Why webhook + polling instead of polling alone?

Pure polling on a 5-minute schedule means up to 5 minutes of lag for every state change (e.g. a charge failing, a subscription cancelling). Webhook-only approaches miss events when your pipeline is temporarily down. rsync.ai registers a Stripe webhook endpoint and processes events immediately as they arrive, while the scheduled poll acts as a reconciliation pass that backfills anything missed during downtime. The result: near-real-time freshness with no gaps.

How does rsync.ai handle Stripe metadata in PostgreSQL?

Stripe's metadata field is an arbitrary key-value map (up to 50 keys, 500 chars per value). rsync.ai stores it as a `JSONB` column on each table, enabling rich querying with PostgreSQL's `->` and `->>` operators and GIN indexes. If you have consistent metadata keys across objects (e.g. `metadata->>'internal_id'`), you can add a generated column or a partial index in the DDL approval step.

Is syncing Stripe data to PostgreSQL PCI compliant?

rsync.ai never handles raw card numbers or CVVs — Stripe tokenizes these at the source and they are never present in the API responses rsync.ai reads. The data that does flow (amounts, last-4 digits, card brand, billing address) is sensitive but not restricted card data under PCI DSS. Running rsync.ai self-hosted in your own VPC means Stripe data never transits a third-party service. For full PCI scope assessment, consult your QSA.

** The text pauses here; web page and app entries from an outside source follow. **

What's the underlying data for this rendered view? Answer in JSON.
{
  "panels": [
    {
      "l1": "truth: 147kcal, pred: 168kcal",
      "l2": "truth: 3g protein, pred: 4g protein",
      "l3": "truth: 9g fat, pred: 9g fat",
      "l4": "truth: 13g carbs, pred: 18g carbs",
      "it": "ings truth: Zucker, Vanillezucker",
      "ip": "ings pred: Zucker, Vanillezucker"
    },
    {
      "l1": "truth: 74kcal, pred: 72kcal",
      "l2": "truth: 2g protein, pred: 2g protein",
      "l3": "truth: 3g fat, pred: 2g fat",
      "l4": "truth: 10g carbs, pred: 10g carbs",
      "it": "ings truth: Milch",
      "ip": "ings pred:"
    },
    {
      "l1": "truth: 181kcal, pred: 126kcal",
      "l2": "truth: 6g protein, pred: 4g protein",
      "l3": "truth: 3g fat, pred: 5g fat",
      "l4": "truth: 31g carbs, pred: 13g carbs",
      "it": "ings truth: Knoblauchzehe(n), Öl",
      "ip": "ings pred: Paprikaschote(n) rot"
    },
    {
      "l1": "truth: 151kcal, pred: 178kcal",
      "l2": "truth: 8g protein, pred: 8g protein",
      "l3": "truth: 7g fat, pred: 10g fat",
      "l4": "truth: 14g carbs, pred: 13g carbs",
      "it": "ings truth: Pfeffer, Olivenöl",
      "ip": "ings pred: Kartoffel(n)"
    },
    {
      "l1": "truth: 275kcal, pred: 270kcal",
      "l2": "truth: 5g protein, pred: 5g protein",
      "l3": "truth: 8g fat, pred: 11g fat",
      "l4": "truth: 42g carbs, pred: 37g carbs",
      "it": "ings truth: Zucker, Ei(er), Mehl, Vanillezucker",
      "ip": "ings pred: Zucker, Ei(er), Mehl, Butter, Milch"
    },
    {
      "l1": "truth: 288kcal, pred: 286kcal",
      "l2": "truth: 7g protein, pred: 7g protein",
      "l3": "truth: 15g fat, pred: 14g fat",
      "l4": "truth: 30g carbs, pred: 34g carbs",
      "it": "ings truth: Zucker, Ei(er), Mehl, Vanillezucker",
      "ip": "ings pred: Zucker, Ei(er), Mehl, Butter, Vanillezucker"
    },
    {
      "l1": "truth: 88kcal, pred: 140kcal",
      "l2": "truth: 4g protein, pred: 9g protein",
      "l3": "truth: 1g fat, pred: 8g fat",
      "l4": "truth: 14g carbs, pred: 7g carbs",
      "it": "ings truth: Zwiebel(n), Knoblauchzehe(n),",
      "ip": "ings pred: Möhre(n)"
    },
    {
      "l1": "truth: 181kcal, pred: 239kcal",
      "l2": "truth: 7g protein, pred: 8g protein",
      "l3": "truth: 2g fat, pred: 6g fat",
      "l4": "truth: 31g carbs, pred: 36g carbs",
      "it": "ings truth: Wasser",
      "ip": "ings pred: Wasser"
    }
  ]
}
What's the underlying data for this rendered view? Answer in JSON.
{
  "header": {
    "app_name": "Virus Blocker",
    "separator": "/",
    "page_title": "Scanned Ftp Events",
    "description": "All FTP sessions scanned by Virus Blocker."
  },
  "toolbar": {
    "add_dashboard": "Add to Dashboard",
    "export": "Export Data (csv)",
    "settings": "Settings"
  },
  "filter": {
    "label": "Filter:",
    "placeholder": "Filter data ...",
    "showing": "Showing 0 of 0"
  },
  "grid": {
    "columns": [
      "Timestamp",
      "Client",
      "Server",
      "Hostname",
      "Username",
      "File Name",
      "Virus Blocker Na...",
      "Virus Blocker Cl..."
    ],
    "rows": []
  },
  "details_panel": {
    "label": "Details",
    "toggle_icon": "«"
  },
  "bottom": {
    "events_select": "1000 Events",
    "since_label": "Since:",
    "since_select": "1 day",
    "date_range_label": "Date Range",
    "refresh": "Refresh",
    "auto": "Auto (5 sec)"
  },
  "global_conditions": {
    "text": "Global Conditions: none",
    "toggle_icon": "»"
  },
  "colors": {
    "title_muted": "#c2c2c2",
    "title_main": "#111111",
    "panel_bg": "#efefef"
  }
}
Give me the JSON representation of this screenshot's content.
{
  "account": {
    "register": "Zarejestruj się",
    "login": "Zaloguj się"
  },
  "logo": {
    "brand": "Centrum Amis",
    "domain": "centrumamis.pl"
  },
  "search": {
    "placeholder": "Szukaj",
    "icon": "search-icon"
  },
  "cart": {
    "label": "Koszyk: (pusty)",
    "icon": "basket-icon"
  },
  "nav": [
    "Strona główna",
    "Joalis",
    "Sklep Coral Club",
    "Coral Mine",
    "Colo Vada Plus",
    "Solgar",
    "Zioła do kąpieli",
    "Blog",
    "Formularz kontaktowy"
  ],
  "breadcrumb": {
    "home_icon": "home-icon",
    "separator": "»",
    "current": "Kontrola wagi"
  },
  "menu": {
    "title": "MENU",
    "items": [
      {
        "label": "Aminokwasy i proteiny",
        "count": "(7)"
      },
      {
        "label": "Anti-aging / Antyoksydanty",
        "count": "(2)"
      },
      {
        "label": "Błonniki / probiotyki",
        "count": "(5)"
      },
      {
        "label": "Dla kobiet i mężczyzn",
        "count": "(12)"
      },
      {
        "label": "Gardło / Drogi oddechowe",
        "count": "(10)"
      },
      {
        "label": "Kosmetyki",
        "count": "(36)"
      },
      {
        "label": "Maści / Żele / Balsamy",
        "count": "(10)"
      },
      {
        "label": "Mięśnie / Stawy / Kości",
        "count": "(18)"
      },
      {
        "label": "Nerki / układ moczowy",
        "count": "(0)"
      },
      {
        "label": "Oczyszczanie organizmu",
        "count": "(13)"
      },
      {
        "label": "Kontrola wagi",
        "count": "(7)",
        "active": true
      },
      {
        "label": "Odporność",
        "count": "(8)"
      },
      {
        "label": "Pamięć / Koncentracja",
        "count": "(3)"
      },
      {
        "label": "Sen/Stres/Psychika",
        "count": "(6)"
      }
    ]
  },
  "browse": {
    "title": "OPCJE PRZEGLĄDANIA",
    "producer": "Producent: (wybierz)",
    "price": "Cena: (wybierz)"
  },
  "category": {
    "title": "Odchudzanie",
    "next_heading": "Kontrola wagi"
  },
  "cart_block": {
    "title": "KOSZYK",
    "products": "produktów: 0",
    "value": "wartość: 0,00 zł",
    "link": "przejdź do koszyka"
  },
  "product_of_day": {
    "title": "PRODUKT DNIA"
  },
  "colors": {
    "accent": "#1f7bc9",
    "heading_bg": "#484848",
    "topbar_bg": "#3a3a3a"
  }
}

Can I exclude customer PII from the PostgreSQL sync?

Yes. In the column configuration step you can mark any column as excluded (never fetched) or masked (hashed or format-preserving mask applied before the value is written to PostgreSQL). Common PII fields — `email`, `phone`, `name`, `address` on the Customer object — are automatically flagged for your review. Exclusions are applied at the API response parsing layer, so the value never enters any rsync.ai buffer.

Can I run rsync.ai on my own infrastructure?

Yes — the full stack runs via `docker compose up`. The Stripe connector, the PostgreSQL writer, the webhook receiver, the control plane, and the chat UI all run in your environment. Your Stripe restricted API key and PostgreSQL credentials live in a Postgres control plane you also host — nothing leaves your network. License is Elastic License 2.0: free to self-host; reselling as a managed service requires a commercial license.

How does rsync.ai pricing compare to Fivetran or Zapier for Stripe → PostgreSQL?

Fivetran charges per Monthly Active Row — for a SaaS business with thousands of subscriptions and charges changing daily, costs can reach hundreds of dollars per month. Zapier's per-task pricing scales poorly for bulk historical syncs. rsync.ai is source-available with no per-row, per-task, or per-connector fees. You pay only for the compute you run it on; a 2-core / 4 GB VM handles most Stripe → PostgreSQL pipelines comfortably.